Global equity markets mostly advanced yesterday as investors awaited Joe Biden’s proposals for substantial new stimulus, and the US Federal Reserve’s policy outlook.
Tokyo’s Nikkei 225 closed 0.9% up at 28,698.26 points, Hong Kong’s Hang Seng ended 0.9% up at 28,496.86 points and Shanghai’s Composite finished 0.9% down at 3,565.90 points.
Meanwhile, data showed that new applications for US unemployment benefits rose sharply in the first week of 2021 — surging by 181,000 in the biggest increase since the coronavirus pandemic began in March — in a clear demonstration that the economy is faltering.

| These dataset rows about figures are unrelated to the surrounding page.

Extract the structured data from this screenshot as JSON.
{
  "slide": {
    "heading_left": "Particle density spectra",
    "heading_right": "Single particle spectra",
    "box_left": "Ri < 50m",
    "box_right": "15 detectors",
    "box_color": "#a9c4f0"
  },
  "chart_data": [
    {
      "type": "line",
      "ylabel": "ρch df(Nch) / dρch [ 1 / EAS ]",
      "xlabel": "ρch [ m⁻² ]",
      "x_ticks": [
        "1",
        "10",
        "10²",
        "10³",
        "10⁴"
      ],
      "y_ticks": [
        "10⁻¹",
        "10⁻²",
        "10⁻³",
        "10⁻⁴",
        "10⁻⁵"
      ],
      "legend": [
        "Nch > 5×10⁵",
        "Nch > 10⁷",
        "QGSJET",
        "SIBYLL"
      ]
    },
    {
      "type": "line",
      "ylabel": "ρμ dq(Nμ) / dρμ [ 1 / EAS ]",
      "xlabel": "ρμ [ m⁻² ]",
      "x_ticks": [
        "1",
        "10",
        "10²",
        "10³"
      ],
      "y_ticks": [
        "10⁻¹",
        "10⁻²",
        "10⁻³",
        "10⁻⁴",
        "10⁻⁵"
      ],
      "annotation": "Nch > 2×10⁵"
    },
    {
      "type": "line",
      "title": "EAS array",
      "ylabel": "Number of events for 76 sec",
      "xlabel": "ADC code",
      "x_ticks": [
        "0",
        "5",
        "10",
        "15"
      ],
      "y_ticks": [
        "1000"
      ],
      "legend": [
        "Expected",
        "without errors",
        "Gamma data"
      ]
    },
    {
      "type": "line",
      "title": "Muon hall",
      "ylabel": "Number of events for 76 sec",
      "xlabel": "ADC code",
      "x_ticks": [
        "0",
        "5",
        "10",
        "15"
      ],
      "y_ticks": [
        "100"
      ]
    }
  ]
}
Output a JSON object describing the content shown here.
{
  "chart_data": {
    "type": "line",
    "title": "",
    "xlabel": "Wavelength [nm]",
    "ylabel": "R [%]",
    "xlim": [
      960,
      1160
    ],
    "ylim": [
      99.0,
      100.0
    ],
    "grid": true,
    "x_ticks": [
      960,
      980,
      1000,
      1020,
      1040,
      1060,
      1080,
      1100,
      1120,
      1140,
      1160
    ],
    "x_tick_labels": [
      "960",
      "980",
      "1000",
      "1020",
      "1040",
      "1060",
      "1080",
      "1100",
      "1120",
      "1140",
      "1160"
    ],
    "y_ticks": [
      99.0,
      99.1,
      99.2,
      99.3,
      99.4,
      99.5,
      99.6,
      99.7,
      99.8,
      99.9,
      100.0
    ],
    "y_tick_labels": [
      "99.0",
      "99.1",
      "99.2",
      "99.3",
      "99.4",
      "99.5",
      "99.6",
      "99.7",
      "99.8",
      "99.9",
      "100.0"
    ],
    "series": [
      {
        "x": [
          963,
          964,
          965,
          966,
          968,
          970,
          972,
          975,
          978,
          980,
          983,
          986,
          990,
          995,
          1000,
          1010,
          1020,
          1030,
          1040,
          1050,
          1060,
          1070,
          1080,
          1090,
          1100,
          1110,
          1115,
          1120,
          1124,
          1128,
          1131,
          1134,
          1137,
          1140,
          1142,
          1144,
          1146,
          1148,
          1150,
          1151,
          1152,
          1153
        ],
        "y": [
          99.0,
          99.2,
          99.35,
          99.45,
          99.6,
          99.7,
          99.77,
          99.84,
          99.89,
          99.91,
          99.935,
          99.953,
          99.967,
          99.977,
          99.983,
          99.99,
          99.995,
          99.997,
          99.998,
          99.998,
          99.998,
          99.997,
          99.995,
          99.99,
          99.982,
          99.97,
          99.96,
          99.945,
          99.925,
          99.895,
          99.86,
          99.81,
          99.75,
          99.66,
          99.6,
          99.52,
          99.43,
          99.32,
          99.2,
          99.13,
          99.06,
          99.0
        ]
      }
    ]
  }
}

“The key takeaway from the report for the market is that it simply paints the need for additional stimulus; hence, this bad news gets interpreted as good news,” said market analyst Patrick J O’Hare at Briefing.com.
Wall Street’s main indices rose as trading got underway, with the Dow adding 0.3%.
In Europe, the London stock market climbed 0.5% in afternoon deals, while Frankfurt rose 0.3% and Paris added 0.2%.
Bitcoin gained for a third day, increasing by 13% to around $39,000 on keen demand, but remained under the record $41,981 set on Friday.
The US dollar rose while oil fell.
“A more positive tone in markets has developed ahead of the expected stimulus announcement from Joe Biden,” noted Chris Beauchamp, chief market analyst at trading firm IG.
“Investors (are) hoping that the president-elect will move quickly and in substantial form to secure a new package that will bolster the US economy as the vaccine programme moves into a higher gear,” he added.
News that Donald Trump had been impeached for a historic second time appeared to have little immediate impact on sentiment, despite worries about more unrest ahead of Biden’s inauguration on January 20.
Hopes for another huge spending splurge in the world’s top economy overshadowed fears about surging virus cases — and record daily deaths in the US and Britain — that have forced governments to impose new lockdowns.
Analysts said a drug being developed by pharma giant Johnson & Johnson could make a huge difference as it would only need one jab and can be transported more easily.
But for now, the focus is on the president-elect’s new economic rescue plan, which could be in the trillions of dollars and include a push for $2,000 cash handouts.
Traders were soothed meanwhile by comments from top Fed officials indicating they did not support winding down the bank’s enormous monetary easing programme any time soon.
Fed boss Jerome Powell’s comments later Thursday will be pored over for clues to policy direction in light of Biden’s spending plan, which most observers think will drive inflation higher, and in turn interest rate expectations.
The central bank’s gigantic bond-buying scheme and easy-money policies have underpinned financial markets’ recovery from their March troughs.